Self-powered wireless switches, sensors, and controls are being utilized in a wide range of building automation and industrial applications, leveraging energy harvesting wireless technology to cut installation costs and enable efficient use of energy. The use of energy harvesting technology, especially for wireless monitoring and control, is a key feature because it both lowers system maintenance requirements and opens up new application possibilities.
According to Jim O'Callaghan, president of EnOcean, energy harvesting wireless technology provides a viable solution because where sensor data resides, there is also sufficient ambient energy to power sensors and radio communications. Different types of harvestable energy include motion, indoor light, and temperature differentials. These sources provide sufficient energy to transmit and receive radio signals between wireless switches, sensors, actuators, and controllers, sustaining vital communications within an energy management system. Instead of batteries, miniaturized energy converters generate power for the wirelessly communicating devices.
Typical energy harvesting wireless applications for the home include both lighting and HVAC. Battery-less wireless switches can control lighting/shading, and outdoor light sensors automatically match lighting to daylight. Occupancy sensor adjusts temperature and turns off lights when a room is not in use. Room temperature sensors offer minimal energy consumption and maximum comfort.
(Source: EnOcean Inc.)
One key application area for this technology is building automation. The combination of wireless and battery-less technologies significantly eases energy monitoring and control in buildings with only minor intervention into the existing systems. The wireless devices are highly flexible to install, which results in individual components, wall switches, sensors, and relay receivers that can be easily networked to form an intelligent system without complex cabling. In addition, dispensing with batteries eliminates the burdensome need to maintain the devices’ energy supply in a regular time period, which can be up to a year.
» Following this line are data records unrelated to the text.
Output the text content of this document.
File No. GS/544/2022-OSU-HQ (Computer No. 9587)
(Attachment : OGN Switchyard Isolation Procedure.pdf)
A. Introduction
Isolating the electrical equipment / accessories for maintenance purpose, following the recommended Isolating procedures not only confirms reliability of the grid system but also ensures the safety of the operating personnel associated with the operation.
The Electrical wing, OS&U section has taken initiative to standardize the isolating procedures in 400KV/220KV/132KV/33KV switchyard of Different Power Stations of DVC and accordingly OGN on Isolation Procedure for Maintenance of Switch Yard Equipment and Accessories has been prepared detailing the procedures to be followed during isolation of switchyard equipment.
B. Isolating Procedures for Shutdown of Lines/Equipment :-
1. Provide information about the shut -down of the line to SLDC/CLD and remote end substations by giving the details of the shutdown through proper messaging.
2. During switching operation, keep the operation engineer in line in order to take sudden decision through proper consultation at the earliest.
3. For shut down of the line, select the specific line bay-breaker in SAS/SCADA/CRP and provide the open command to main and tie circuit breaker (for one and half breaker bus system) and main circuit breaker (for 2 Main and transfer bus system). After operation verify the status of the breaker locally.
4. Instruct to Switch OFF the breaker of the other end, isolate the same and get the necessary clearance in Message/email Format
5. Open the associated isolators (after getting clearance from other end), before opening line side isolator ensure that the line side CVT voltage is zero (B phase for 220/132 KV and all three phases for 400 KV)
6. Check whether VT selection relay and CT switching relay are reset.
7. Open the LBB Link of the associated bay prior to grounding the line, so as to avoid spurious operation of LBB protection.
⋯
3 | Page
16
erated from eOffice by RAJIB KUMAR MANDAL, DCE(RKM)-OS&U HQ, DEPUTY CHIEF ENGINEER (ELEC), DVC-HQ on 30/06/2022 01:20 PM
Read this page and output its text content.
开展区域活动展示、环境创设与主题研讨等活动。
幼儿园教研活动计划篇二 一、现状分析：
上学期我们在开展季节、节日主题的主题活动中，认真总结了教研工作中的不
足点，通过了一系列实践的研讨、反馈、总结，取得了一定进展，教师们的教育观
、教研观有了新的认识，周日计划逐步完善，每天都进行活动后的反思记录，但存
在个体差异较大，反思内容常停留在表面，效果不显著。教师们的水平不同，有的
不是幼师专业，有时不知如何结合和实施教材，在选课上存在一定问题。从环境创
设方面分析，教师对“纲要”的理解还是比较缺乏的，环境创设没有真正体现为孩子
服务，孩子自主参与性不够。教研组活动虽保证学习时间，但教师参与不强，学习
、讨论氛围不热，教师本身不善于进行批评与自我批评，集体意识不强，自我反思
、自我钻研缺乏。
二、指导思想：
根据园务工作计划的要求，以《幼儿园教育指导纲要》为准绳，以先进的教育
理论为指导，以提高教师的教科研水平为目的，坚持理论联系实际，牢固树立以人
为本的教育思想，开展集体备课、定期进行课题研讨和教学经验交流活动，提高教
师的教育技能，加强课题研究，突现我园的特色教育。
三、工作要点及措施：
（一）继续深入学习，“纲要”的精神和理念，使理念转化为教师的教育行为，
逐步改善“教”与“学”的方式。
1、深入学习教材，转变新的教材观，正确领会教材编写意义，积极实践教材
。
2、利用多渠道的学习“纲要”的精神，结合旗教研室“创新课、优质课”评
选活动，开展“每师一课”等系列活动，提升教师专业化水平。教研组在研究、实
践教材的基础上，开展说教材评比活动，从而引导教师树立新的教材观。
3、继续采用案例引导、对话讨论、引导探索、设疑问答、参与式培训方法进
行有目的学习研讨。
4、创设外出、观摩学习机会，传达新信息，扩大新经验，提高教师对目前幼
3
Wireless technology supports a wide variety of battery-less and maintenance-free sensors that can be freely positioned including switches next to doors, temperature sensors at the workplace, and motion detectors in the middle of rooms. Compared to a wired solution, buildings can be planned, constructed, and operated with greater flexibility and at lower cost. Sensors harvest energy from their surroundings -- tiny changes in movement, pressure, light, temperature, or vibration are all that is needed.
According to O'Callaghan, a second area where wireless technology is opening up new applications is in alarm systems, due to reliability requirements that are a lot more stringent compared to lighting controls. A system failure not only means a malfunction but can cause much more serious consequences for other systems that depend upon the equipment being monitored. It’s a fact that more malfunctions are caused by battery failures than by the electronics, especially in large systems. Energy harvesting overcomes this issue.
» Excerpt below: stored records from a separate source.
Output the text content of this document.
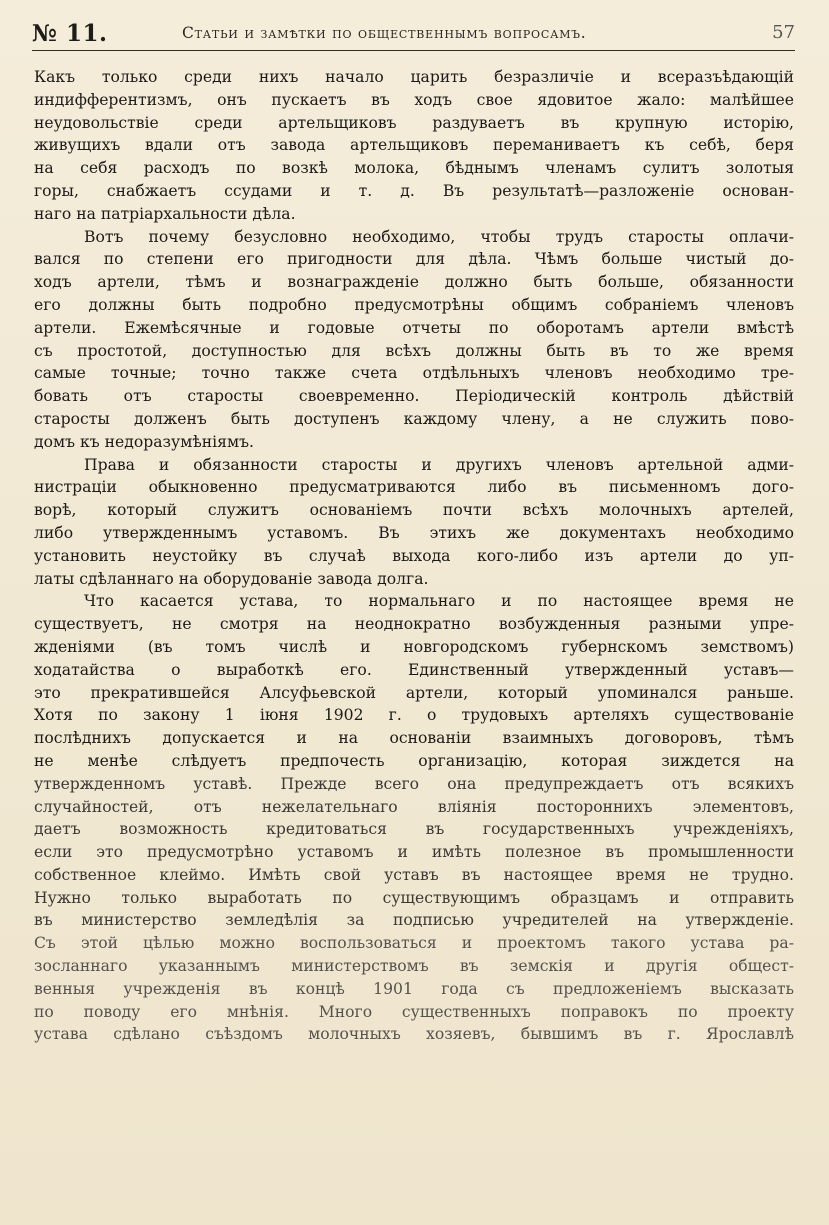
№ 11.	Статьи и замѣтки по общественнымъ вопросамъ.	57
Какъ только среди нихъ начало царить безразличіе и всеразъѣдающій
индифферентизмъ, онъ пускаетъ въ ходъ свое ядовитое жало: малѣйшее
неудовольствіе среди артельщиковъ раздуваетъ въ крупную исторію,
живущихъ вдали отъ завода артельщиковъ переманиваетъ къ себѣ, беря
на себя расходъ по возкѣ молока, бѣднымъ членамъ сулитъ золотыя
горы, снабжаетъ ссудами и т. д. Въ результатѣ—разложеніе основан-
наго на патріархальности дѣла.
Вотъ почему безусловно необходимо, чтобы трудъ старосты оплачи-
вался по степени его пригодности для дѣла. Чѣмъ больше чистый до-
ходъ артели, тѣмъ и вознагражденіе должно быть больше, обязанности
его должны быть подробно предусмотрѣны общимъ собраніемъ членовъ
артели. Ежемѣсячные и годовые отчеты по оборотамъ артели вмѣстѣ
съ простотой, доступностью для всѣхъ должны быть въ то же время
самые точные; точно также счета отдѣльныхъ членовъ необходимо тре-
бовать отъ старосты своевременно. Періодическій контроль дѣйствій
старосты долженъ быть доступенъ каждому члену, а не служить пово-
домъ къ недоразумѣніямъ.
Права и обязанности старосты и другихъ членовъ артельной адми-
нистраціи обыкновенно предусматриваются либо въ письменномъ дого-
ворѣ, который служитъ основаніемъ почти всѣхъ молочныхъ артелей,
либо утвержденнымъ уставомъ. Въ этихъ же документахъ необходимо
установить неустойку въ случаѣ выхода кого-либо изъ артели до уп-
латы сдѣланнаго на оборудованіе завода долга.
Что касается устава, то нормальнаго и по настоящее время не
существуетъ, не смотря на неоднократно возбужденныя разными упре-
жденіями (въ томъ числѣ и новгородскомъ губернскомъ земствомъ)
ходатайства о выработкѣ его. Единственный утвержденный уставъ—
это прекратившейся Алсуфьевской артели, который упоминался раньше.
Хотя по закону 1 іюня 1902 г. о трудовыхъ артеляхъ существованіе
послѣднихъ допускается и на основаніи взаимныхъ договоровъ, тѣмъ
не менѣе слѣдуетъ предпочесть организацію, которая зиждется на
утвержденномъ уставѣ. Прежде всего она предупреждаетъ отъ всякихъ
случайностей, отъ нежелательнаго вліянія постороннихъ элементовъ,
даетъ возможность кредитоваться въ государственныхъ учрежденіяхъ,
если это предусмотрѣно уставомъ и имѣть полезное въ промышленности
собственное клеймо. Имѣть свой уставъ въ настоящее время не трудно.
Нужно только выработать по существующимъ образцамъ и отправить
въ министерство земледѣлія за подписью учредителей на утвержденіе.
Съ этой цѣлью можно воспользоваться и проектомъ такого устава ра-
зосланнаго указаннымъ министерствомъ въ земскія и другія общест-
венныя учрежденія въ концѣ 1901 года съ предложеніемъ высказать
по поводу его мнѣнія. Много существенныхъ поправокъ по проекту
устава сдѣлано съѣздомъ молочныхъ хозяевъ, бывшимъ въ г. Ярославлѣ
Water detectors, for example, use miniaturized solar cells or motion energy converters to power wireless signals to report water leaks in areas such as washing machines, or in the kitchen or bathroom. With an EnOcean device, the wireless signal immediately sends leakage information to a gateway controller or directly to a valve, causing the main water pipeline or affected supply line to be shut off. A notification can also be sent to the user’s smartphone or tablet.
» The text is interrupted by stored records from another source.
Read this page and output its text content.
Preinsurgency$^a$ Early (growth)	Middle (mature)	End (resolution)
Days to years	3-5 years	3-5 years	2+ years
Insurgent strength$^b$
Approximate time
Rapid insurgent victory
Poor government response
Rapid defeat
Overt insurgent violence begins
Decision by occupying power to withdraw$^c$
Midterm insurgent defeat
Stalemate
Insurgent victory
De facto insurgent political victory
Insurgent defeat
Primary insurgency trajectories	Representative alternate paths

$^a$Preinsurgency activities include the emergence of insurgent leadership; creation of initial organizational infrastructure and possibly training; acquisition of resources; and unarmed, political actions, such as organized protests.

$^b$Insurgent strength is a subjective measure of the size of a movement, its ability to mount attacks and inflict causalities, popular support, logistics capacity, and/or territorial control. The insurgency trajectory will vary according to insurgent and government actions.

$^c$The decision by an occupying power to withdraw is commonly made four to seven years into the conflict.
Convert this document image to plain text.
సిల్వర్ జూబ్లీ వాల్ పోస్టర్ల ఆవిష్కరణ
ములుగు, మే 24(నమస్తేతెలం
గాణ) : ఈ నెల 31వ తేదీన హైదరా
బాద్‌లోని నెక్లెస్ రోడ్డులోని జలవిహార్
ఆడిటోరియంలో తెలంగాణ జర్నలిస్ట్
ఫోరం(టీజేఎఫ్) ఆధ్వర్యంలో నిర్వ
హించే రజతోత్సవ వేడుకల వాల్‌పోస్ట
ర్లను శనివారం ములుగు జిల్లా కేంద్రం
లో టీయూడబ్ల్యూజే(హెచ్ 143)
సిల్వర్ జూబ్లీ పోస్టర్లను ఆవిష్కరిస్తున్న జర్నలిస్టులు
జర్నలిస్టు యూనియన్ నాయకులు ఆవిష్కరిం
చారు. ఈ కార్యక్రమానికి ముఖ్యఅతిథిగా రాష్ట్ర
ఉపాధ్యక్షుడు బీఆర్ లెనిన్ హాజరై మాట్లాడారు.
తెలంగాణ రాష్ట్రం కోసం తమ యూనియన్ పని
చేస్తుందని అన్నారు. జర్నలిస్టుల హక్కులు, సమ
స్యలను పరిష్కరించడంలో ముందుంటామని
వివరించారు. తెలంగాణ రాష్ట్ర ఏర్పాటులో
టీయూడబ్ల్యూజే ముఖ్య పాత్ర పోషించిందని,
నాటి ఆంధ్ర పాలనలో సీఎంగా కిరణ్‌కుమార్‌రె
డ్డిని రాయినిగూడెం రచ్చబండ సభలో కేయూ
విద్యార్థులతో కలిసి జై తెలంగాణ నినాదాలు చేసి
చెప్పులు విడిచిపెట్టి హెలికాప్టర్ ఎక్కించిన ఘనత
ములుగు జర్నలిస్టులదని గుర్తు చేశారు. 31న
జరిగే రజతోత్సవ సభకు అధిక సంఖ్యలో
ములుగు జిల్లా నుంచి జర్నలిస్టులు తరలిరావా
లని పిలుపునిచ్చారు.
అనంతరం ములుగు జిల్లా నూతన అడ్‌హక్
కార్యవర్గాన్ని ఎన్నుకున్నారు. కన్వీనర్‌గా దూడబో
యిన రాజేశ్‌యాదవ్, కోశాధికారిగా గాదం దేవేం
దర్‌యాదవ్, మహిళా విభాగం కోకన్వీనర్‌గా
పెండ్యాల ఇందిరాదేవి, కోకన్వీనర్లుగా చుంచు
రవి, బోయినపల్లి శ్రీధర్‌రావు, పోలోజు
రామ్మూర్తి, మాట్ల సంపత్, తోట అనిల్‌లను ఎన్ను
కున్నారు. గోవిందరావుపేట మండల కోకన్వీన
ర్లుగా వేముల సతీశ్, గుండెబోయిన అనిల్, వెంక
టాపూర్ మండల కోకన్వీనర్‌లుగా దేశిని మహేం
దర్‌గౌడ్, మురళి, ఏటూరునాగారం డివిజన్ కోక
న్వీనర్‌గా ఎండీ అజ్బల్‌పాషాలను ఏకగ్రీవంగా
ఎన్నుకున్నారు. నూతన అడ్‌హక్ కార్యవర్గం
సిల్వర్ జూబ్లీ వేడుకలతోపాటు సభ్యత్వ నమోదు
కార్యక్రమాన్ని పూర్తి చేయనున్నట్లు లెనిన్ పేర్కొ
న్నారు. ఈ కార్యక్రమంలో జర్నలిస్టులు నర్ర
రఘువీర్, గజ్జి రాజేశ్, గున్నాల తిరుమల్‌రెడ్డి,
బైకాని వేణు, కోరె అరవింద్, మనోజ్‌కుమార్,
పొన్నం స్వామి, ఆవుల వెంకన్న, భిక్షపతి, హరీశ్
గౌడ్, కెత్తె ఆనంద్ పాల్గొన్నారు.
EnOcean has developed a wireless standard optimized for solutions with ultra-low-power consumption and energy harvesting (ISO/IEC 14543-3-10) that has been ratified by the International Electrotechnical Commission (IEC). According to the company, it is the first and only wireless standard that is also optimized for energy harvesting solutions and self-powered wireless technology.
The standard is geared to wireless sensors and wireless sensor networks with ultra-low-power consumption. It also includes sensor networks that utilize energy harvesting technology to draw energy from their surroundings using motion, light, or temperature differences. This principle enables electronic control systems to be used that work independently of an external power supply. The company has been producing and marketing maintenance-free wireless sensor solutions for use in building and industrial automation for more than 10 years.